BinOrdNonNor-package {BinOrdNonNor} | R Documentation |
Concurrent generation of binary, ordinal and continuous data
Description
This package implements a procedure for generating samples from a mix of binary, ordinal and continuous random variables with a pre-specified correlation matrix and marginal distributions based on the methodology proposed by Demirtas et al. (2012) and its extensions.
This package consists of nine functions. The function Fleishman.coef.NN
computes the Fleishman coefficients for each continuous variable with pre-specified skewness and kurtosis values. The functions LimitforNN
and LimitforONN
return the lower and upper correlation bounds of a pairwise correlation between two continuous variables, and between a binary/ordinal variable and a continuous variable, respectively. The function valid.limits.BinOrdNN
computes the lower and upper bounds for the correlation entries based on the marginal distributions of the variables. The function validate.target.cormat.BinOrdNN
checks the validity of the values of pairwise correlations. The function IntermediateNonNor
and IntermediateONN
compute the intermediate correlations for continuous pairs, and binary/ordinal-continuous pairs, respectively. The function cmat.star.BinOrdNN
assembles the intermediate correlation matrix.
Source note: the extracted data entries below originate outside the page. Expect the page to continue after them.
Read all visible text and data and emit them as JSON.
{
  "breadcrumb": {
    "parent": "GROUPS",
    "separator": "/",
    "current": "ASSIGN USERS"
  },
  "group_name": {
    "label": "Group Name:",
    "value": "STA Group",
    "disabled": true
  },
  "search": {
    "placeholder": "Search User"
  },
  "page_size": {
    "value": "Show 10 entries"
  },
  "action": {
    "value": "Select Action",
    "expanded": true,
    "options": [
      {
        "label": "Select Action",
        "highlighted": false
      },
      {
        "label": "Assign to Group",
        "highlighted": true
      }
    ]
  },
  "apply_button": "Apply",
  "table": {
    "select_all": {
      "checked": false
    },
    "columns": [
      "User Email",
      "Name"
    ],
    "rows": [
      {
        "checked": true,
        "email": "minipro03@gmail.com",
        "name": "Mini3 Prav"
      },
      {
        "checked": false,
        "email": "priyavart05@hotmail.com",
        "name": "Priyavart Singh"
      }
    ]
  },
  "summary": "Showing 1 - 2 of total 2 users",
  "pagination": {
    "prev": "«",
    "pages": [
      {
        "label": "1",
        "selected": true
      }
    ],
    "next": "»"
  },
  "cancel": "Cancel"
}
The engine function genBinOrdNN
generates mixed data in accordance with a given correlation matrix and marginal distributions.
The key packages and functions that we call in this package include GenOrd
, OrdNor
, BBsolve
, rmvnorm
, and nearPD
.
Details
Package: | BinOrdNonNor |
Type: | Package |
Version: | 1.5.2 |
Date: | 2021-03-21 |
License: | GPL-2 | GPL-3 |
Author(s)
Hakan Demirtas, Yue Wang, Rawan Allozi, Ran Gao
Maintainer: Ran Gao <rgao8@uic.edu>
References
Demirtas, H. and Hedeker, D. (2011). A practical way for computing approximate lower and upper correlation bounds. The American Statistician, 65(2), 104-109.
Demirtas, H. and Hedeker, D. (2016). Computing the point-biserial correlation under any underlying continuous distribution. Communications in Statistics - Simulation and Computation, 45(8), 2744-2751.
Demirtas, H., Hedeker, D., and Mermelstein, R.J. (2012). Simulation of massive public health data by power polynomials. Statistics in Medicine, 31(27), 3337-3346.
Demirtas, H. and Yavuz Y. (2015). Concurrent generation of ordinal and normal data. Journal of Biopharmaceutical Statistics, 25(4), 635-650.
Fleishman, A.I. (1978). A method for simulating non-normal distributions. Psychometrika, 43(4), 521-532.
Vale, C.D., and Maurelli, V.A. (1983). Simulating multivariate nonnormal distributions. Psychometrika, 48(3), 465-471.